To be clear, this is not a germ thing. I do come from a long line of germophobes, but I’m not all too concerned about that. I touch things and don’t use hand sanitizer. I open doors with my hand and push keypads with my fingers. No big deal. Of course, I realize shaking hands means contact with germs, but that’s not my issue.

For me, it’s a feel thing. The vast majority of the time, a handshake is weirdly limp, awkwardly conducted or comprised of a sweaty palm and me. In any of those conditions, it takes all my self-control to not visibly cringe at the person shaking my hand.

I realize people with sweaty palms probably can’t help it, but they can help their initiation of a hand shake. Please, spare me. The awkwardness could be avoided entirely if we just knew we were going to say hi and chat — no contact required. And the limp handshakes just confuse me. Why shake my hand at all if you’re not going to mean it?
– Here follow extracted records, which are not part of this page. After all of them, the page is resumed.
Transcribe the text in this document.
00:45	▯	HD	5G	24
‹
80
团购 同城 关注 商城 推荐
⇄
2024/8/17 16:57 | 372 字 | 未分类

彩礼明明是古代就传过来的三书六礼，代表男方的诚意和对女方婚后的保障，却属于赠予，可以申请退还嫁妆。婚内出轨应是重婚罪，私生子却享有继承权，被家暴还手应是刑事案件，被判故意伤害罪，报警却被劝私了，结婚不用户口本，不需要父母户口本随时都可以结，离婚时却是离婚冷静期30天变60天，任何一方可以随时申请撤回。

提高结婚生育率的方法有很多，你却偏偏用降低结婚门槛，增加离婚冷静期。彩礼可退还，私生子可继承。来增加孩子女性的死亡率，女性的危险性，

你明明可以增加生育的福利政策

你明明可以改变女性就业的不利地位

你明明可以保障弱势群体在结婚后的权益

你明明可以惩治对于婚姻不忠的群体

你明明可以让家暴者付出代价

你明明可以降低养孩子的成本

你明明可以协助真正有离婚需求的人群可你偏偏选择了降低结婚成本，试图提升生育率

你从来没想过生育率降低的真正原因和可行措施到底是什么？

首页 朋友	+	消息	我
I’m not going to force you to. I am often told I have a “strong” or “firm” handshake, and I take that as a compliment. Go big or go home, right?

But seriously, I’d rather go home. Why do we do this? Why do we need to touch each other to affirm our meeting? I promise I will remember you and your name and whatever we talk about without your touching me. And if you don’t touch me, then you don’t have to worry about my negative memory of your damp palm or limp grip (she writes while cringing).

Maybe handshakes are derived from a sociological tendency — a human need for physical touch or an association between contact and memory? Even so, I think we can do without. We live in a largely hands-off age, right? People meet through websites and communicate in pictographs. I think it’s time we let this old habit go.

… OK, I just googled the matter. The handshake originated as a gesture of peace, a show that meeting parties did not hold weapons. I think it’s safe to say we are no longer worried that each person we meet is hiding a shiv or an ax up his or her sleeve. I don’t need to shake your hand to trust you aren’t about to knife me. We can move on already.

Endnotes

Currently reading: Still The Best American Sports Writing 2012 (it’s a dense one)

Currently watching: White Collar, season 4; new episodes of About a Boy and Agent Carter

Song of the week: Mark Ronson’s “Uptown Funk”

Plans for the week: Headed to Las Vegas on Friday (my first Vegas weekend!) for a bachelorette party. Plans include Britney Spears concert on Friday and clubbing on Saturday.